Tuesday, December 30, 2008
The Wrestler ***1/2
Director: Darren Aronofsky
Cast: Mickey Rourke, Marisa Tomei, Evan Rachel Wood
You may never have seen a wrestling match in your entire life and you still will be rooting for Randy "The Ram" Robinson (Rourke), a professional wrestler who is way past his prime and looking for a comeback in Darren Aronofsky's touching character study.
"The Ram" was big in the 80's, where he even had an action figure shaped after him (and which he carries in his car with him), now he's living in a trailer, working part time at a supermarket and doing small venues aware that he's old news in the modern wrestling scene while trying to rekindle his relationship with his estranged daughter Stephanie (Wood) and trying to initiate a romance with a stripper named Cassidy (Tomei).
If everything about the film sounds like a cliché it very well should, the surprise is in how after watching it, it's been everything but that.
Centered on the remarkable performance by Rourke, "The Wrestler" takes a harsh look at a society where the underdogs only get their due in films like this (one of the "best" compliments you can give the film is thinking it was inspired by a true story).
Rourke disappears into Robinson, with a bulked up body, blonde dyed hair and the remains of what one was a face he embodies the pain the man has put up with for so long.
The only thing that reminds him there is a world outside his career is his ailing heart, which both physically and emotionally bring him down to Earth for a moment where he faces that he has to change in order to remain alive.
What Rourke preserves is an intense charm, aided by a sweet, almost paternal voice. When we see him playing a video game with a child, we don't find it surprising that the kid isn't terrified of him and when later he has to work behind the deli counter, the women he serves are enchanted by his brutish kindness.
Yet all of this hides a pain that he doesn't know how to channel. He is a bad father because he doesn't know how else to be; Rourke shines in his scenes with Wood, who gives an affecting performance containing her adolescent resentment until exactly the right moment.
Sometimes you wonder why Robinson chose this job and Rourke makes us understand that it might be perhaps because within it he has found the only place where he can control the pain he receives and the one he inflicts upon others.
Because if this kind of selfish sacrifice, his performance is almost sublime.
Tomei plays his emotional counterpart, at first being almost some sort of a twin. They both play entertainers who must submit to the fantasies of their customers (one remarkable scene cuts between the two of them tidying up for their jobs), both have to be careful in establishing the limit where the job ends and the life begins.
The actress, one of the few who can be completely nude dancing on a pole and stir feelings of kindness, avoids playing her as the stripper with the heart of gold and goes for a raw approach where not even she's sure she'll end up.
"The Wrestler" is shot in verité style by Maryse Alberti, who gives it even more of a documentary feel. The cinematographer's work with the camera is also a wondruous thing to behold, most of the film the camera follows "The Ram", reminiscing the moments before the wrestlers are sent off into the stage and also giving everything a rare kind of sadness making us think that perhaps everything good about Robinson has been left in his past.

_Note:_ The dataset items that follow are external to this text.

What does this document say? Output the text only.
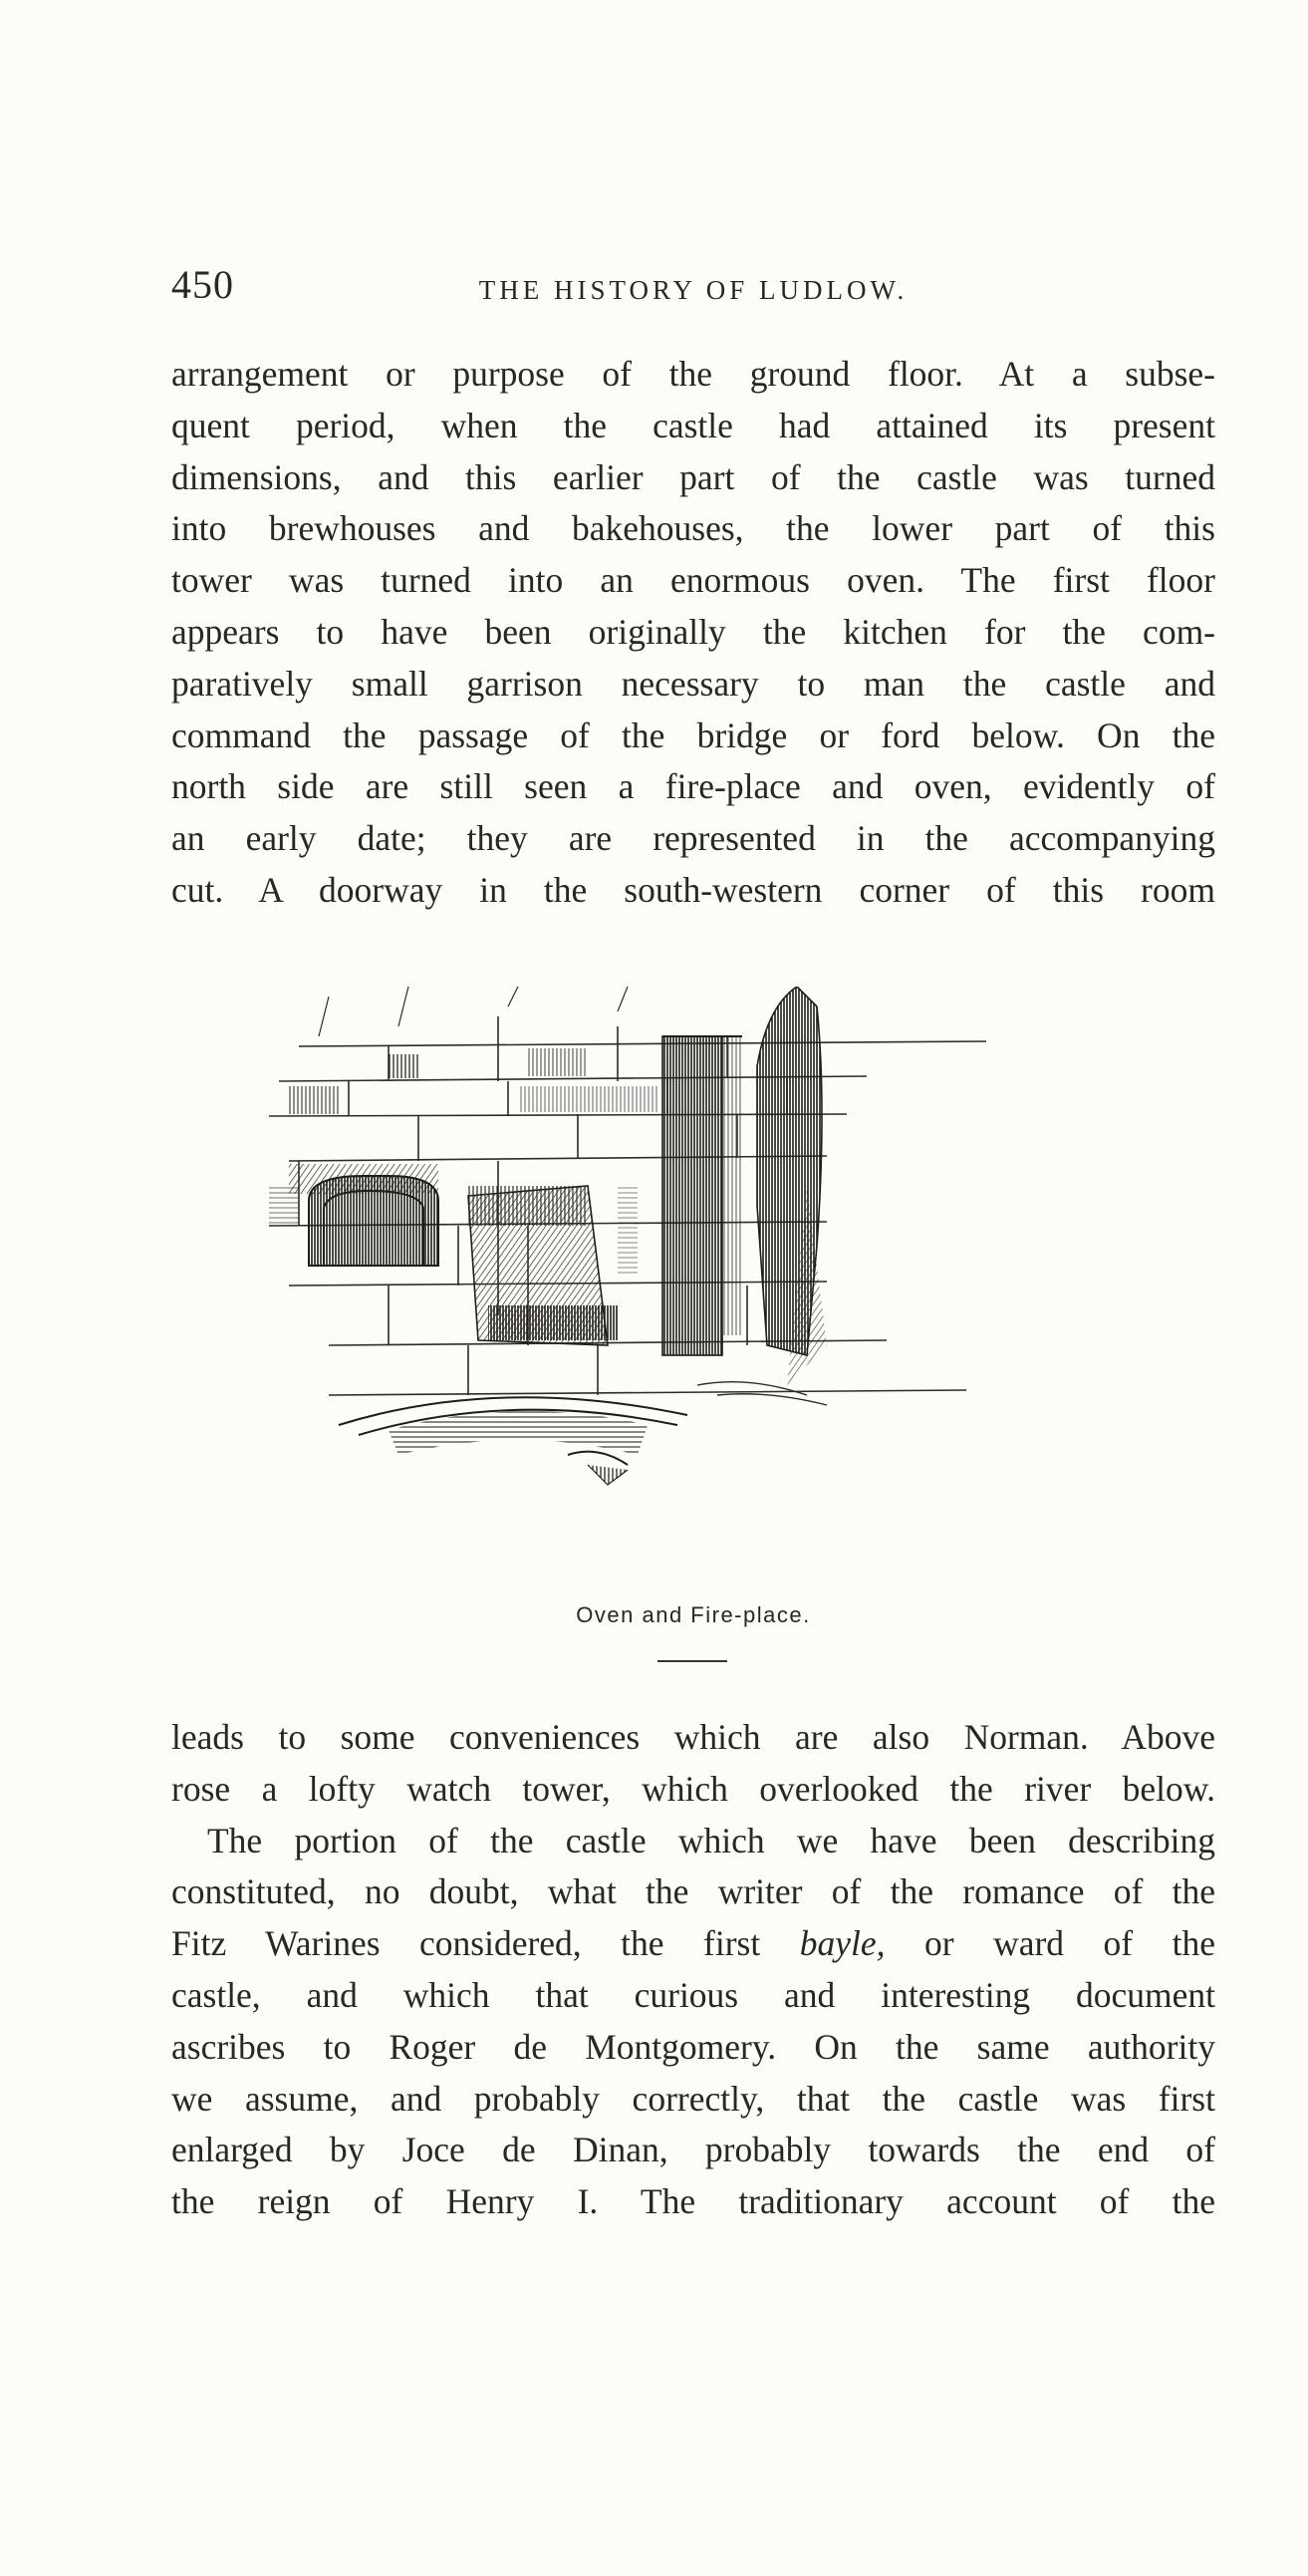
450	THE HISTORY OF LUDLOW.
arrangement or purpose of the ground floor. At a subse-
quent period, when the castle had attained its present
dimensions, and this earlier part of the castle was turned
into brewhouses and bakehouses, the lower part of this
tower was turned into an enormous oven. The first floor
appears to have been originally the kitchen for the com-
paratively small garrison necessary to man the castle and
command the passage of the bridge or ford below. On the
north side are still seen a fire-place and oven, evidently of
an early date; they are represented in the accompanying
cut. A doorway in the south-western corner of this room
Oven and Fire-place.
leads to some conveniences which are also Norman. Above
rose a lofty watch tower, which overlooked the river below.
The portion of the castle which we have been describing
constituted, no doubt, what the writer of the romance of the
Fitz Warines considered, the first bayle, or ward of the
castle, and which that curious and interesting document
ascribes to Roger de Montgomery. On the same authority
we assume, and probably correctly, that the castle was first
enlarged by Joce de Dinan, probably towards the end of
the reign of Henry I. The traditionary account of the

Aronofsky details the behind the scenes of wrestling, where we are witnesses of the tricks and maneuvers they plan to put on the show we end up watching. In a way it's as if we're watching the movie being made in front of our eyes, because even when we know for a fact everything we're about to see has been prepared for our entertainment, there is an amount of truth within this that makes it remain compelling.
Those who aren't fans of wrestling will surely wonder what is there to see in a fight where the winner has been resolved before it even begins, where the pain and blood have all been calculated.
What is it that charms viewers about this showcase of artifice? Those who care to see beyond this will find a beautiful metaphor within the spectacle they're witnessing, as wrestling becomes comparable with cinema where the fates of the characters involved have been resolved way before the projection begins, but the journey can't help but feel thrilling nevertheless.
When talking about a match with some of his fellow wrestlers, "The Ram" asks them if they enjoyed it, after getting an affirmative response he stops for a while, points to the audience and remarks "more important, they liked it".